A mediados del siglo XIX se comenzó en Francia a valorar la pintura creada al aire libre. Se denominó Plenairismo al resultado de componer pinturas con la luz natural y no en el interior de un estudio. Se inició así un impulso al paisaje natural, con sus contrastes naturales, con sus iluminaciones naturales, con sus resultados naturales ante las formas complejas de la naturaleza. De aquí surgió el Impresionismo poco después. Se crearían además escuelas temporales para clasificar el Arte creado así, como lo fue el Círculo de Plenairistas de Haes, un grupo de pintores españoles que, al amparo de su maestro Carlos de Haes, compusieron obras de paisajes con el estilo natural propio de la creación al aire libre.
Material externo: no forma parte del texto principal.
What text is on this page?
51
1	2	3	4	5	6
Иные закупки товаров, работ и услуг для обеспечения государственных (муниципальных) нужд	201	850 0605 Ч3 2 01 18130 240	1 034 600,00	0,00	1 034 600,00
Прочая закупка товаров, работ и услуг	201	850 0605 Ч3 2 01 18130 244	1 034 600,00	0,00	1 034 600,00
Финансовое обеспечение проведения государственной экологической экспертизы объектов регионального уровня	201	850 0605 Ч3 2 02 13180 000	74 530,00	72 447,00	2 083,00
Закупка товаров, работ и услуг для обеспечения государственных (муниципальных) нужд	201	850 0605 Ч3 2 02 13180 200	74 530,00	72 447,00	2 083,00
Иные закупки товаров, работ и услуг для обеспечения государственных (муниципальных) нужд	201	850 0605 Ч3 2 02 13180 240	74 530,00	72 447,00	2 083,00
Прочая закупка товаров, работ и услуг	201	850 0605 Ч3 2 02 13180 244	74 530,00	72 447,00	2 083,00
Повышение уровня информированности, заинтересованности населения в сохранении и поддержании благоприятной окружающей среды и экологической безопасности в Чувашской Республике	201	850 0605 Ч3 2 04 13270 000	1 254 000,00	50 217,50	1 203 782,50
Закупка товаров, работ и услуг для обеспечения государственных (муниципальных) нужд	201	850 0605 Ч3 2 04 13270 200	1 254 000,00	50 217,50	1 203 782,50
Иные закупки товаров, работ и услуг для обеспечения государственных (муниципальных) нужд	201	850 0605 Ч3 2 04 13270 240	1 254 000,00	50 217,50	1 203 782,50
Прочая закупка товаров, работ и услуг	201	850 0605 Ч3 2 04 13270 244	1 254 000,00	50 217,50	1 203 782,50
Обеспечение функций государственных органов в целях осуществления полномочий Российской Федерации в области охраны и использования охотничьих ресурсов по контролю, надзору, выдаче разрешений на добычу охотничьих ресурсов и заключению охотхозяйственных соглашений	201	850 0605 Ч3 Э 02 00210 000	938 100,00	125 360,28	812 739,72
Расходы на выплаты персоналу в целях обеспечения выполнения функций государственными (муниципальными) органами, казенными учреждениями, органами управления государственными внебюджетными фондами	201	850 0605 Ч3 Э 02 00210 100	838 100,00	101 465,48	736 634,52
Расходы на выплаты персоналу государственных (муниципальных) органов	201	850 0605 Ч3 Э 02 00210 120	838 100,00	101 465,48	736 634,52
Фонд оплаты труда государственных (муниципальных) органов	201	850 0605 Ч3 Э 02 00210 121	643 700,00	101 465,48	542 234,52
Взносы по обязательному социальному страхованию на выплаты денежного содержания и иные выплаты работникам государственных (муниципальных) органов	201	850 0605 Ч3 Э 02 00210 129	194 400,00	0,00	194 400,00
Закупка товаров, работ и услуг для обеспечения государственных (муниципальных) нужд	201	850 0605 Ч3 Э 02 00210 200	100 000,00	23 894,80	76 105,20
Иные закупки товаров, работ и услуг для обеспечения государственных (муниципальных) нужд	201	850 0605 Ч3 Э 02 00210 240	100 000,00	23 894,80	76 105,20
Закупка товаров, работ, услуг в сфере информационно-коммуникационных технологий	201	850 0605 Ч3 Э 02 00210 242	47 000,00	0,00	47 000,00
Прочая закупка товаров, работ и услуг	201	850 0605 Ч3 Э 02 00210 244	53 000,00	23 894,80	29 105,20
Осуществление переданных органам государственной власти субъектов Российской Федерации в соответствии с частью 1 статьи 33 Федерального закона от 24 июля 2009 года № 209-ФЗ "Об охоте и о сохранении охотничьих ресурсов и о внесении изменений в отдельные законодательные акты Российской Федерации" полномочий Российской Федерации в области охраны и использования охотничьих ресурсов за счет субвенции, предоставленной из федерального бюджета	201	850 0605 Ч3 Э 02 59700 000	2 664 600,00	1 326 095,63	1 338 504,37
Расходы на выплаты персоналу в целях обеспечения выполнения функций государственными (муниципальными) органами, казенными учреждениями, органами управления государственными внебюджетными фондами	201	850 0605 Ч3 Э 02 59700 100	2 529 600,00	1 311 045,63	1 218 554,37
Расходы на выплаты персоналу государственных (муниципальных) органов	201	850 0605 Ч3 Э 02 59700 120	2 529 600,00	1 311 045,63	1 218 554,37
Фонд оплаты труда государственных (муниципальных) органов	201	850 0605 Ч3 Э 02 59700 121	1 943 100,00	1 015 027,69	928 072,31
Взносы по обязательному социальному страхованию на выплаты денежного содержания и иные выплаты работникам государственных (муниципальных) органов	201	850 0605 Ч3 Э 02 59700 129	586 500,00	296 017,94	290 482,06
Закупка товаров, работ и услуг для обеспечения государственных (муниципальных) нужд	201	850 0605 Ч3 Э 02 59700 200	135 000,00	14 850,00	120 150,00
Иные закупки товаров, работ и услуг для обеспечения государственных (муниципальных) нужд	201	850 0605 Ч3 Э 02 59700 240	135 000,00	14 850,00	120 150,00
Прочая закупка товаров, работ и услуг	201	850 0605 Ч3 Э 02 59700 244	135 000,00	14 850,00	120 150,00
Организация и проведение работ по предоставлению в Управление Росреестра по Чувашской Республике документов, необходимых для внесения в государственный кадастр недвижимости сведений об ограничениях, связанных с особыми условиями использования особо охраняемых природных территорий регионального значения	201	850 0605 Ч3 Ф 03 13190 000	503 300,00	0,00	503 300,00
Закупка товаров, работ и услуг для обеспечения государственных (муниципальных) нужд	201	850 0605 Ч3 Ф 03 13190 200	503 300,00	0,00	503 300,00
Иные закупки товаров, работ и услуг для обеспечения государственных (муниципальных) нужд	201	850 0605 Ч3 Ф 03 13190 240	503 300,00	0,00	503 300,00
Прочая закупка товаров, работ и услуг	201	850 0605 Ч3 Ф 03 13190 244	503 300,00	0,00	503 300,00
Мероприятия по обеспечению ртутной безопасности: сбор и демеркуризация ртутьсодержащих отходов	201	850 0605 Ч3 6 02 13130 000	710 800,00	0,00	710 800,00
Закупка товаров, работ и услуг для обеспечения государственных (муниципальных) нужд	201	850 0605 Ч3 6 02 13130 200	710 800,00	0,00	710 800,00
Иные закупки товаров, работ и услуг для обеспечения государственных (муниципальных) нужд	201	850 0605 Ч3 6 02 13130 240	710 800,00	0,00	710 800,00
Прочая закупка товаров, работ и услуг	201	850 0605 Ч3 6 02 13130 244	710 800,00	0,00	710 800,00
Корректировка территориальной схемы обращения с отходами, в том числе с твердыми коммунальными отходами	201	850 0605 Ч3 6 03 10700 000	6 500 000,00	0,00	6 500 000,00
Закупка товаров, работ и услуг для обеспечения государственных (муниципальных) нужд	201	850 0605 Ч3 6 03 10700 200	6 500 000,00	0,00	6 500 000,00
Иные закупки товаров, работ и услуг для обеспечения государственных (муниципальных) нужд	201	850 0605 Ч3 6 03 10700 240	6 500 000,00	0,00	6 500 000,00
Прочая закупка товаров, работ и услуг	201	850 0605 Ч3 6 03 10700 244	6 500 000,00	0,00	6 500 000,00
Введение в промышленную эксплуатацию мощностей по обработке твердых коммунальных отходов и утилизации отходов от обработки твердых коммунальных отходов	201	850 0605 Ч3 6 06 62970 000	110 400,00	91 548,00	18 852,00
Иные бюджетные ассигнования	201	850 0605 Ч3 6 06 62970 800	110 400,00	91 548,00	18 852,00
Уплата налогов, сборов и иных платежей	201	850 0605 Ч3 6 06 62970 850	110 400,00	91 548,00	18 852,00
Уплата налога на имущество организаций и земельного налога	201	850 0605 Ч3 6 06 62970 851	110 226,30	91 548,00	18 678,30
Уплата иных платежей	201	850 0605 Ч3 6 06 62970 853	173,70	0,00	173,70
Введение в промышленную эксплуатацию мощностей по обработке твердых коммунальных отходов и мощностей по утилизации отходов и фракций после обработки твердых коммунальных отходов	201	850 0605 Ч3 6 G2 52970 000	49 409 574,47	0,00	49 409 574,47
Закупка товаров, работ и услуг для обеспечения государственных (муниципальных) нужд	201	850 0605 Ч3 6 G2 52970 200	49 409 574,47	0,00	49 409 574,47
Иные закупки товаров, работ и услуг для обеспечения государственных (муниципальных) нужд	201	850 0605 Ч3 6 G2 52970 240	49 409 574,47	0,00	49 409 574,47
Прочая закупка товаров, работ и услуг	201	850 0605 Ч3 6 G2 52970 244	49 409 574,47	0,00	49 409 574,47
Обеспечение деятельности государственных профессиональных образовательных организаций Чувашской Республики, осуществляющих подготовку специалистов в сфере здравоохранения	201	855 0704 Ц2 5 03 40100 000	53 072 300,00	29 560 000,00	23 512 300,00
Uno de ellos lo fue el pintor madrileño José Jiménez Fernández (1846-1873). Alumno de Haes, llevaría la obsesión plenairista a niveles de calidad que se comenzaron a vislumbrar en las exposiciones nacionales de sus obras. En el año 1873 decide el pintor madrileño viajar a la sierra del Escorial para hallar esas muestras de belleza natural que, para él, tuvieran ese efecto emotivo que el Arte debía tener. Como consecuencia de su estancia en El Escorial enferma de pulmonía falleciendo a los veintisiete años de edad. Una malograda vida artística que, desgraciadamente, nunca pudo demostrar lo que pudo ser y no fue. Poco antes de eso creó su obra Estudio de Paisaje. En ella vemos todas las características que una obra de Arte debería tener para ser auténtica... Salvo una cosa: la fe. Sin fe el mundo no consigue valorar ni emocionarse. Y no lo hizo nunca con este pintor, más allá tal vez que con algunas obras que tuvieron el goce de ser resguardadas, sin realce, entre las paredes menos elogiosas del insigne gran museo de su ciudad.

(Óleo Estudio de Paisaje, 1873, del pintor español José Jiménez Fernández, Museo del Prado, Madrid; Óleo Campo con amapolas, 1888, del pintor Vincent Van Gogh, Museo Van Gogh, Amsterdam (Fundación Vincent Van Gogh).)